Together with retailers of commercial gas, Flogas, we investigate the cost to businesses if power outrages happen and what options can be done to protect your company from an unplanned disruption.


Causes of Power Cuts

There are many different reasons that can cause a power cut to strike. Reasons such as harsh weather conditions – It was reported in January 2015, one million people across the North-Eastern Scotland were left without power, after a storm had broken and struck the power lines. Hurricane Irma that occurred in Florida last year, had caused 4.4 million homeowners to lose their electricity.

One other reason is the growing electricity supply in the UK. Jenifer Baxter who is the head of energy and environment at the Institution of Mechanical Engineers said, “Under current [government] policy, it is almost impossible for UK electricity demand to be met by 2025,”. Along with proposals to phase out coal-fired power and a lack of investment in national grid infrastructure, power failures and blackouts are expected to become more common.

There are some uncommon reasons that cause blackouts. There was a reported incident in Somerset, that a squirrel had bit through some power cables and caused 1,000 homes to lose their electricity.
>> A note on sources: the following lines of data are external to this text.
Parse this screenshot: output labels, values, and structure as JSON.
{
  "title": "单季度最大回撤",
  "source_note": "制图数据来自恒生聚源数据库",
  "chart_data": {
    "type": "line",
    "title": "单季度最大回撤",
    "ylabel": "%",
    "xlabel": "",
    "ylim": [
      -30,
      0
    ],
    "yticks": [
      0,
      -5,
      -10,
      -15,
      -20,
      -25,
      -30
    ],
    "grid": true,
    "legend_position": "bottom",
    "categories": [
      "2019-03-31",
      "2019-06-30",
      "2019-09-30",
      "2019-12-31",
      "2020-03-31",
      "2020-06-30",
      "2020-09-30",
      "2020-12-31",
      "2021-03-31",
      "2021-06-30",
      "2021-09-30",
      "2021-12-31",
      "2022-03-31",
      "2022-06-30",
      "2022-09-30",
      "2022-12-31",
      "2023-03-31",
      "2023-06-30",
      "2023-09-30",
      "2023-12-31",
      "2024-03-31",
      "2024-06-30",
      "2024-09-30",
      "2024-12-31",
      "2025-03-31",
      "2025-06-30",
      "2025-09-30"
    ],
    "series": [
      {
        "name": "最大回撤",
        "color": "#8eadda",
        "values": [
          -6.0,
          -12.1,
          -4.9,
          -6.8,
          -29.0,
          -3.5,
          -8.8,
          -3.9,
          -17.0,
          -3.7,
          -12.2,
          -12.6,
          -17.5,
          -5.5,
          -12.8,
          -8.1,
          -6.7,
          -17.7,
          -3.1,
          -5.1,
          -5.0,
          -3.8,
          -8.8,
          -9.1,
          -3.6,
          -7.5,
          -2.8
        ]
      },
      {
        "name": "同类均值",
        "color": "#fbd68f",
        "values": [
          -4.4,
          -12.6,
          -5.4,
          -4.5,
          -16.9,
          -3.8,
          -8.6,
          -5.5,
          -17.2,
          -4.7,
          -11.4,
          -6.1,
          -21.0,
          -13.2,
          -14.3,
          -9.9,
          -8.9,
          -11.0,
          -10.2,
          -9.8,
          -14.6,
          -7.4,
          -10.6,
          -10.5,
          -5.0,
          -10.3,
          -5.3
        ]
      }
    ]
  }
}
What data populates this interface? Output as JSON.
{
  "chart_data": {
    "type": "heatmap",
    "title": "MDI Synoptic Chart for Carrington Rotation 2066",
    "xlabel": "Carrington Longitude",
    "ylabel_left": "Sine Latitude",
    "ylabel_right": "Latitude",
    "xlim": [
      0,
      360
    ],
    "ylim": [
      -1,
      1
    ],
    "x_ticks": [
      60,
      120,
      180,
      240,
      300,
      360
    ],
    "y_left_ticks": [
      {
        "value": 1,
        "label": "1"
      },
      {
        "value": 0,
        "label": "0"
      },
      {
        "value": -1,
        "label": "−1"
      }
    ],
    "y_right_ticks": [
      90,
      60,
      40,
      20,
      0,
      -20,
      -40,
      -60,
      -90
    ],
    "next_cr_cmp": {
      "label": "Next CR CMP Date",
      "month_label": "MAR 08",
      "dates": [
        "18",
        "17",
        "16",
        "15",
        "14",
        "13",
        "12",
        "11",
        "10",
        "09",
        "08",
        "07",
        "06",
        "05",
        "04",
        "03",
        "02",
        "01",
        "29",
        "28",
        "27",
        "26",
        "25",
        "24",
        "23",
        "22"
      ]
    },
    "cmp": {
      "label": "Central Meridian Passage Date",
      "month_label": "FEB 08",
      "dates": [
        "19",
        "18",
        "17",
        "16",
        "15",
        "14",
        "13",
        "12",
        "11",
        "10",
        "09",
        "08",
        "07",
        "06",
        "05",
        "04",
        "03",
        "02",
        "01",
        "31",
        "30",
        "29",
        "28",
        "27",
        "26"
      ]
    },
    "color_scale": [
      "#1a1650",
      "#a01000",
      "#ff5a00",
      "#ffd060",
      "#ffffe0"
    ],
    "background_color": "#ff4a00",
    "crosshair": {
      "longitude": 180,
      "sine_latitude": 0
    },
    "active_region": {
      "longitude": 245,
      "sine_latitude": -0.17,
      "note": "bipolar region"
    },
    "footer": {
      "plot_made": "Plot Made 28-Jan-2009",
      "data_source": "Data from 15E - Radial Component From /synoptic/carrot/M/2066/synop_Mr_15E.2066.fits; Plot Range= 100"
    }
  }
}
It can also depend on where you live as to how many times you’ experience life without power. The South of England had experienced the most blackouts compared the rest of the UK in 2015, with 124 incidents.

It’s more common that a power cut can last only a few hours but they can sometimes last days or weeks. Regards of their cause, they are inconvenient and can have harmful effects on businesses.


Cost to your business

An average power cut lasts 50 minutes in the UK. Even though it might not sound much, but a single hour of downtime was estimated to cost a small business £800, which could be very damaging.

Larger organisations can understandably lose a lot more from a power cut, but are also expected to recover quicker. Google had reportedly lost power in 2013 and experienced losses of £100,000 per minute.

There are various reasons behind the losses. Having no electricity means that employees cannot communicate with customers, which can affect potential sales. An ecommerce company could struggle to access their website to monitor sales and client requests. Unsaved material is also at risk of being wiped out if a power cut occurs, which can be costly for small businesses.


Measures that can be taken

In general, power cuts can be caused by reasons beyond our control and are very inconvenient. Thankfully, there are measures that can be taken to reduce the damage caused from one.

You could consider purchasing a UPS (uninterruptible power supply). This can keep a computer running for a shore while when the main electricity cuts off. There is a warning sign that often get displayed on a computer screen to alert the user that the power has gone off, giving them time to save unfinished work.

You could also install a standalone generator, which can be used for an emergency if the power cuts off because it doesn’t rely on power supplied by the main grid. It’s worth considering gas cylinders too.

Apart from the two actions, you could ensure that you’re saving you work regularly or encourage your employees to and also have a contingency plan. This could be using a mobile phone to alert your customers that your power is down.